The stinging became less as she continued to dab and wipe the area. He glanced down and could see that most of the blood that smeared his leg was gone. Her tender touch was similar to that of a nurse's touch, careful but calculating. He noted that she didn't seem uncomfortable with him being half disrobed as she had been with Jenro. However, he did have pants on as was customary with humans. Once his leg was cleaned, she told him to slightly bend his leg. It was a bit painful to do because she had her hand pressing a patch of gauze against his leg. He then watched as she placed a clean patch of gauze over the wound then wrapped his leg in bandages.

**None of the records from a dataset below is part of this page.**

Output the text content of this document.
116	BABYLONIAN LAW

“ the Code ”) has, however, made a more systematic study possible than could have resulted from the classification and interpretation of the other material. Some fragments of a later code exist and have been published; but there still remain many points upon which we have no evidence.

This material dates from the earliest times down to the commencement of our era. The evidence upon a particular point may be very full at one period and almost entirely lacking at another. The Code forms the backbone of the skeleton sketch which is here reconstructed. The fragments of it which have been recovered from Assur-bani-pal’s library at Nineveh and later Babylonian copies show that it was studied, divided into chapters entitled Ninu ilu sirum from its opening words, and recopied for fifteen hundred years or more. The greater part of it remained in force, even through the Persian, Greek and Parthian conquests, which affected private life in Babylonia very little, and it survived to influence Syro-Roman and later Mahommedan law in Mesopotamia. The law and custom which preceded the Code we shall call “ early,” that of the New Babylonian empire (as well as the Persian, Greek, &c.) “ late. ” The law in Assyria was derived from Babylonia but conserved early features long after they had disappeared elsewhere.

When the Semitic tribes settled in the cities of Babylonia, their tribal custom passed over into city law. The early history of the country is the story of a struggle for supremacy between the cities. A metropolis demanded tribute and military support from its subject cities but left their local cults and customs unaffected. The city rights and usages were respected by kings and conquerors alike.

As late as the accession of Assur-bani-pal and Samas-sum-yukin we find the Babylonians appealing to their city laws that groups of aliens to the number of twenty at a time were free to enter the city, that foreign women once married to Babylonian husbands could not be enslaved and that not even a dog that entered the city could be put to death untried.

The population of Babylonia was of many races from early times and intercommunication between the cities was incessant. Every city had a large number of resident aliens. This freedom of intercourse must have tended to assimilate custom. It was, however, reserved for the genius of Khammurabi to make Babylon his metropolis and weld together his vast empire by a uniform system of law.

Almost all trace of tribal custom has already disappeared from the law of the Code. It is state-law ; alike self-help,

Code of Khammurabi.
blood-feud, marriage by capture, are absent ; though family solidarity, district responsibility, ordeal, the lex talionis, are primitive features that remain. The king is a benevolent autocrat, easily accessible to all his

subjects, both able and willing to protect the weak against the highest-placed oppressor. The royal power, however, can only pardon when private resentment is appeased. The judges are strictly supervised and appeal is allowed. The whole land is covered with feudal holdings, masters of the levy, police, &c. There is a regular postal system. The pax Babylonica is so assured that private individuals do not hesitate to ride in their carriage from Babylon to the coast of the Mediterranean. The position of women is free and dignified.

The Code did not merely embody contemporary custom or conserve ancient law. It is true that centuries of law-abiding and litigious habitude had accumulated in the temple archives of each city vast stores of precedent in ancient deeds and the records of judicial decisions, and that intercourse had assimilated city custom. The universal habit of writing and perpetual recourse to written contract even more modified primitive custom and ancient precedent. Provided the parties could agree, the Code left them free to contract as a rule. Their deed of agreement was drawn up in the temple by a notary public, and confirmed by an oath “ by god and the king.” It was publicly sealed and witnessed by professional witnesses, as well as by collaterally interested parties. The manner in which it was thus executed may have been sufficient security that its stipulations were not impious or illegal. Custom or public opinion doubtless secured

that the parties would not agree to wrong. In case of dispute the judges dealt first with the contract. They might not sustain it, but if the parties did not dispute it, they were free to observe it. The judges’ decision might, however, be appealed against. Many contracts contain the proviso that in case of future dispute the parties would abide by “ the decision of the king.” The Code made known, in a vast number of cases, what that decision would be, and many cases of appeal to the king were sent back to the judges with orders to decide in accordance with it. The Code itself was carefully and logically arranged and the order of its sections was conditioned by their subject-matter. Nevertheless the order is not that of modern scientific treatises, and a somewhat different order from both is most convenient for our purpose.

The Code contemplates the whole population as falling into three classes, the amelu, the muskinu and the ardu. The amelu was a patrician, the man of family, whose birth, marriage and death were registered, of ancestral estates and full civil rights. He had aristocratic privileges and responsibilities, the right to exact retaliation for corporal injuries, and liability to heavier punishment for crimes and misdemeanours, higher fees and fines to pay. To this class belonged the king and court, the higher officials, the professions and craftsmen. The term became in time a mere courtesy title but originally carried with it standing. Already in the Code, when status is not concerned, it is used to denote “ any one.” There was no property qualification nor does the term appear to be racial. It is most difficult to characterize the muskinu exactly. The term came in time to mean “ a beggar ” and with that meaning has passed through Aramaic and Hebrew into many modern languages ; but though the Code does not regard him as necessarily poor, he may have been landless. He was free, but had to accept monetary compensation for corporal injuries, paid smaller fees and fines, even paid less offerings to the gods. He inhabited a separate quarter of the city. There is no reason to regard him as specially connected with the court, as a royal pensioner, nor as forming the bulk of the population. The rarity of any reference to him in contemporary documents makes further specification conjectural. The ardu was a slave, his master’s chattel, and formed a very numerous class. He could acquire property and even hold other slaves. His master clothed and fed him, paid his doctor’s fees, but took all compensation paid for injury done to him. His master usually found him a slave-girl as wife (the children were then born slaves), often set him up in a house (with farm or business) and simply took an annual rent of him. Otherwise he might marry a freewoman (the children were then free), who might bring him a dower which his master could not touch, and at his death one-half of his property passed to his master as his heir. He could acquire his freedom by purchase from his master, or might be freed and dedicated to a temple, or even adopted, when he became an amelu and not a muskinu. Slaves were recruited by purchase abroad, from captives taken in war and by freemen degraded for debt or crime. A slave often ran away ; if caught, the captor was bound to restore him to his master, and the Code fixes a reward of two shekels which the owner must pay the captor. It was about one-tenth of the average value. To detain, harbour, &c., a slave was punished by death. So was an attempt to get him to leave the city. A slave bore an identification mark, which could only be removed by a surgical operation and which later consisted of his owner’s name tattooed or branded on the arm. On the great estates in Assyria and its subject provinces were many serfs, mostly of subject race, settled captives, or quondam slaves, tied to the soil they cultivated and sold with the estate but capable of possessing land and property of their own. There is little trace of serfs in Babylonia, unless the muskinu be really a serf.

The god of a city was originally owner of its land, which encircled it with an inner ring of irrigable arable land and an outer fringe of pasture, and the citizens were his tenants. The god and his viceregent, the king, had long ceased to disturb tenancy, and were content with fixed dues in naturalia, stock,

"You act as if you have done this before. Where did you learn to do that?" the Doctor asked her as he sat up after she finished securing the bandage.

"My mum was a nurse. She taught me," she simply said. A bit of a blush shone on her cheek. She picked up his trousers. "You'll be needing a new pair of these."

"Yes, I guess I will," he said. "Come on. I'll show you my wardrobe." He hopped off the table with a wince.

"Take it easy on the leg," she suggested.

"Now, you tell me," he said as he limped out the door with his jacket draped over his arm.

"Here, let me help you," she insisted as she again tucked herself under his arm.

"I don't . . . thanks."

"My pleasure," she responded with a delicate smile as they continued on their way to the wardrobe room.